こうして住民に対してまともな保護対策がとられないまま、満州へのソ連侵攻が現実のものとなる。満州国の首都・新京(現在の長春)では、日本人居留民に対し8月13日までに避難するよう命令が出たが、長年蓄えてきた全財産をわずか数日で処分して逃げ出すわけにもいかず、結果的に満州にとどまる理由も愛着もなかった軍人家族が真っ先に避難列車に乗り込んでいくことになる。
しかもこのとき、新京だけでなく満州の各地で、民間人の避難よりも対ソ戦のための軍隊の移動が優先された。

ソ連軍は暴虐のかぎりを尽くし、関東軍が交戦を停止したあとも、大量殺戮や略奪、暴行が止まなかった。太平洋戦争末期から終戦直後における満州での民間人犠牲者は、日ソ戦での死亡者を含めて約24万5000人(うち開拓団員は約8万人)にのぼった。この数は東京大空襲や広島の原爆、さらに沖縄戦をしのぐ(『「大日本帝国」崩壊』)。ソ連との戦争ではこのほかシベリア抑留や中国残留孤児の悲劇も生まれた。ソ連との停戦と前後して満州国政府や関東軍、満鉄など中枢機関がことごとく消滅するなか、満州に取り残された人々は各地で日本人会を結成して自衛にあたることになる。

スタッフが語る前編の見どころ


在満日本人の引揚がようやく端緒についたのは、終戦から半年あまりが経った1946年3月、ソ連軍が満州から撤退を開始し、代わって中国の国民政府軍が進駐して以降である。引揚は米軍の輸送用船舶を貸与されて行なわれたが、そこにいたるまでには知られざる男たちの尽力があった――というのが、今回のドラマ「どこにもない国」のテーマということになる。
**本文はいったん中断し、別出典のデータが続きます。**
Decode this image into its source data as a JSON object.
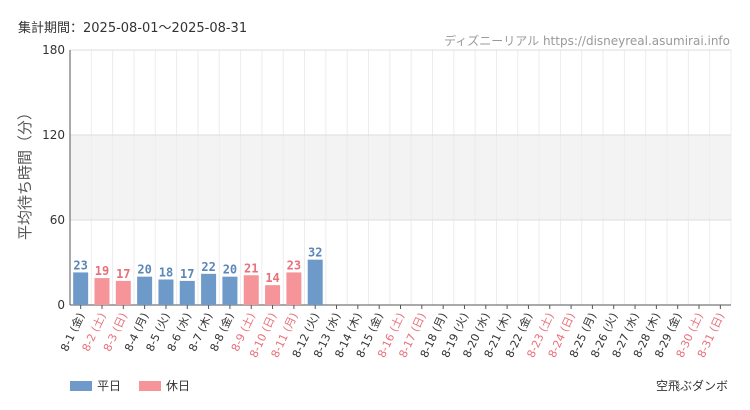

重いテーマだけに、ドラマ化にあたり制作者たちは苦心したようだ。演出を手がけた木村隆文シニア・ディレクターによれば、《ドラマである以上、エンターテインメントとして楽しめる作品でなくてはなりません》と、前編で《三人が満洲を脱出するところは、ハラハラドキドキするスリリングな冒険活劇のように》描いたという。また、中村高志チーフ・プロデューサー(制作統括)は、前編で留意してもらいたいシーンとして《雪降る奉天の町並み》をあげ、上海でのロケで《多数の中国人エキストラの協力の下、過酷な状況から引き揚げを急がなければという切迫感を表現できたと自負しています》と語っている(以上、引用はいずれも『満洲 NHK特集ドラマ『どこにもない国』を巡る』)。

なお、中村は大河ドラマ「風林火山」(2007年)のプロデューサーでもあり、このとき一緒だった脚本の大森寿美男と主演の内野聖陽と再び結集して本作を手がけることになった。
彼らが昭和を舞台にどんなドラマをつくりあげたのか、期待して待ちたい。